Senior cops murder suspects
SENIOR police officers are being investigated by the Independent Commission of Investigation (INDECOM) for their alleged roles in extra-judicial killings.
INDECOM Commissioner Terrence Williams made the revelation during a press conference at the commission’s Dumfries Road headquarters in Kingston yesterday.
Williams also said officers from Area Three — which comprises Clarendon, Manchester and St Elizabeth — had been arrested for two murders that had initially been reported as homicides committed by civilians.
“The commission intends to consider carefully whether any senior officer permitted, ordered or acquiesced in the activities which led to these killings, and if there is evidence that shows that they did so, to ensure that those matters are put before the proper tribunal for a determination,” he said.
“We do not intend to stop at the police officer on the ground. We intend to take the investigation wherever it leads,” he added.
So far, four cops — constables Collin ‘Chuckie’ Brown, Carl Bucknor, Jerome Whyte, and Detective Corporal Kevin Adams — are charged with murder relating to killings that took place in Clarendon.
Adams has been charged with four murders — Asif Washington in January last year; Andrew Bissoon in September 2011; Sylvester Gallimore in May 2011; and Andrew Trought in February 2012.
Bucknor has also been charged with Bissoon’s murder, while Whyte has also been charged with Trought’s murder.
Brown has been charged with murder in relation to the deaths of Robert ‘Gutty’ Dawkins, Phaebian Dinnal and the double murder of Andrew Fearon and Dwayne Douglas in December 2012.
In addition, Brown has been slapped with conspiracy to murder and wounding with intent charges.
He was arrested in January and INDECOM staff searched the May Pen Police Station and seized several weapons believed to have been used in the alleged murders.
Bucknor, Whyte and Adams appeared in the Corporate Area Resident Magistrate’s Court last Thursday and were remanded in custody.
INDECOM’s Senior Public Relations Officer Kahmille Reid said investigations were being carried out in relation to nine other murders which were reported as homicides and not fatal shootings.
Williams also revealed that INDECOM staff members have been threatened and that their security was top priority.
“We take the security of our staff very seriously,” he said.
Since the start of the year there have been 40 fatal shootings by police.
INDECOM was established in August 2010 but despite arresting several cops no conviction has been secured as most of the cases are still before the courts.
“It speaks to the backlog in the court system,” Williams said.
He also shed light on the progress of investigations in several controversial shootings.

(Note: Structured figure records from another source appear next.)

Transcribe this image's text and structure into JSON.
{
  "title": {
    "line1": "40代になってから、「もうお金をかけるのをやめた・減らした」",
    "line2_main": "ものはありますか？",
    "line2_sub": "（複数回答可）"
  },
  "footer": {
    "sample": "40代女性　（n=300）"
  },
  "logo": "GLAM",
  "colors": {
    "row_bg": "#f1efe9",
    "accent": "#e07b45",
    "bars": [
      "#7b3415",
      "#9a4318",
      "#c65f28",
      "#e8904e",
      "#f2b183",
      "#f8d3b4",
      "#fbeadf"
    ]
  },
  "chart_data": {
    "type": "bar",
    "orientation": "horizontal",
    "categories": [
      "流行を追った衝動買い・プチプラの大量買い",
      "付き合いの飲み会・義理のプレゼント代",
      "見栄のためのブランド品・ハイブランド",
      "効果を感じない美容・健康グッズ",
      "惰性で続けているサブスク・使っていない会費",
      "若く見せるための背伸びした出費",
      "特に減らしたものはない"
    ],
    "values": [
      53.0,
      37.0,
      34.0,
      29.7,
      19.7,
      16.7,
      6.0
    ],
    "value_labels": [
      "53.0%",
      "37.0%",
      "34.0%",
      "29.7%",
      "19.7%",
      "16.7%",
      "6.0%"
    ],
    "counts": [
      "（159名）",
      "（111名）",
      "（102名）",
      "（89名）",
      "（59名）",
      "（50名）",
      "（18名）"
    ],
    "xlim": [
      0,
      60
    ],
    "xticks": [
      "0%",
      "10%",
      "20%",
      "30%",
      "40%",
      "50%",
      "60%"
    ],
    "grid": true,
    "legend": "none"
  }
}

He said a coroner’s inquest was presently under way in the death of entertainer Robert ‘Kentucky Kid’ Hill who was shot under controversial circumstances by the police at his home in Kingston in December 2009.
Williams said a special expert forensic analysis was done at the scene of the fatal shooting of Diane Gordon, who was cut down in a hail of bullets as she returned home from a wake, while the case involving the shooting death of Immaculate Conception High School student Vanessa Kirkland, at a birthday party on Norman Road, Kingston 13, is before the court.
Six others were shot and injured in that incident.